Java中的线程安全是一个非常重要的主题。Java通过Java线程提供多线程环境支持，我们知道从同一个对象创建的多个线程共享对象变量，当线程用于读取和更新共享数据时，这可能导致数据不一致性。

线程安全

数据不一致的原因是因为更新任何字段的值不是原子性操作，它需要三个步骤：首先读取当前值，然后执行必要的操作以获取更新后的值，并将更新后的值赋给字段引用。让我们通过一个简单的程序来检查这个情况，其中多个线程正在更新共享数据。

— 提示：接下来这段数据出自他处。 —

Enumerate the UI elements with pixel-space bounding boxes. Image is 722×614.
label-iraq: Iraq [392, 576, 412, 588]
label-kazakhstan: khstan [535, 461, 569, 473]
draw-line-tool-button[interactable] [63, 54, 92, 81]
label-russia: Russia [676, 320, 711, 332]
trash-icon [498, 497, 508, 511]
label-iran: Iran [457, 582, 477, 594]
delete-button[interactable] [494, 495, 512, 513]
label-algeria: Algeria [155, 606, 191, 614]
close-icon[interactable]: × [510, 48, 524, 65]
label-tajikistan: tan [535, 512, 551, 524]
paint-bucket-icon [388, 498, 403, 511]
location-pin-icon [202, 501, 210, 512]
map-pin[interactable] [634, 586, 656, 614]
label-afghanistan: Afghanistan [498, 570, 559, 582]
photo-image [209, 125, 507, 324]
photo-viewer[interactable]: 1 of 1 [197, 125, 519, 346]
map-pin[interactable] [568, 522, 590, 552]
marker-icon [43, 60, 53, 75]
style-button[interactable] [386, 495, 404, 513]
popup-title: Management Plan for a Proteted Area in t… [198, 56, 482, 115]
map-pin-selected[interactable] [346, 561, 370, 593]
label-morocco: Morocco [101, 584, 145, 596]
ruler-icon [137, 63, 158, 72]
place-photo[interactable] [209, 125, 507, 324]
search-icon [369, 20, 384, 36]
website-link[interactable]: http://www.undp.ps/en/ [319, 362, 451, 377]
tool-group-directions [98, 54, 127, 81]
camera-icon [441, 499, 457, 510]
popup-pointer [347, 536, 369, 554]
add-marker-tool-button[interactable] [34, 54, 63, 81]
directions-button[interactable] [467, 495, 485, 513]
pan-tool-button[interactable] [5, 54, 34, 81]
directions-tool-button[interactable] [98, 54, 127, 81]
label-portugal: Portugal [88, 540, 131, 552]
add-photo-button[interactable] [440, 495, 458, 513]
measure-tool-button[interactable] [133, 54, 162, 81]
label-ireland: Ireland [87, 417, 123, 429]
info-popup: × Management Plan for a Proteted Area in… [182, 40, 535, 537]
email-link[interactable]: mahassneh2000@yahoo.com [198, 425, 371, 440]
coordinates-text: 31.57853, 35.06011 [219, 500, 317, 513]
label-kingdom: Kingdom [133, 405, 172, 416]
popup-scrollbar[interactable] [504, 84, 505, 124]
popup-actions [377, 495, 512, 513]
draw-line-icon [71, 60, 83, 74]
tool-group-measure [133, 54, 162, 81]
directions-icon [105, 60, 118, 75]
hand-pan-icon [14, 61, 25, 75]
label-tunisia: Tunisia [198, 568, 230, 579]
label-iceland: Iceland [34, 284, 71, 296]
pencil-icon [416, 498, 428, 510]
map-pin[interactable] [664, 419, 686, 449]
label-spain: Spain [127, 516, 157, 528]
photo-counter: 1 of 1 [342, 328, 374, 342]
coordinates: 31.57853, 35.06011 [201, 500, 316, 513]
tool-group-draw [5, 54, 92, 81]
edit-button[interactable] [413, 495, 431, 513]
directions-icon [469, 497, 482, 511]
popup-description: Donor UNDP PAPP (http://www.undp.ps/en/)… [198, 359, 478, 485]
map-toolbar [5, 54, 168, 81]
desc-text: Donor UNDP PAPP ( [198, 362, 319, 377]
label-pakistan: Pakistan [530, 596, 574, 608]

package com.Olivia.threads;

public class ThreadSafety {

    public static void main(String[] args) throws InterruptedException {
    
        ProcessingThread pt = new ProcessingThread();
        Thread t1 = new Thread(pt, "t1");
        t1.start();
        Thread t2 = new Thread(pt, "t2");
        t2.start();
        //wait for threads to finish processing
        t1.join();
        t2.join();
        System.out.println("Processing count="+pt.getCount());
    }

}

class ProcessingThread implements Runnable{
    private int count;
    
    @Override
    public void run() {
        for(int i=1; i < 5; i++){
            processSomething(i);
        	count++;
        }
    }

    public int getCount() {
        return this.count;
    }

    private void processSomething(int i) {
        // processing some job
        try {
            Thread.sleep(i*1000);
        } catch (InterruptedException e) {
            e.printStackTrace();
        }
    }
    
}

在上面的程序中，通过for循环，计数器递增了四次。由于我们有两个线程，当这两个线程都执行完后，计数器的值应该是8。但是当你多次运行上述程序时，你会发现计数器的值在6、7、8之间变化。这是因为即使count++看起来是一个原子操作，实际上它并不是，导致数据出现错误。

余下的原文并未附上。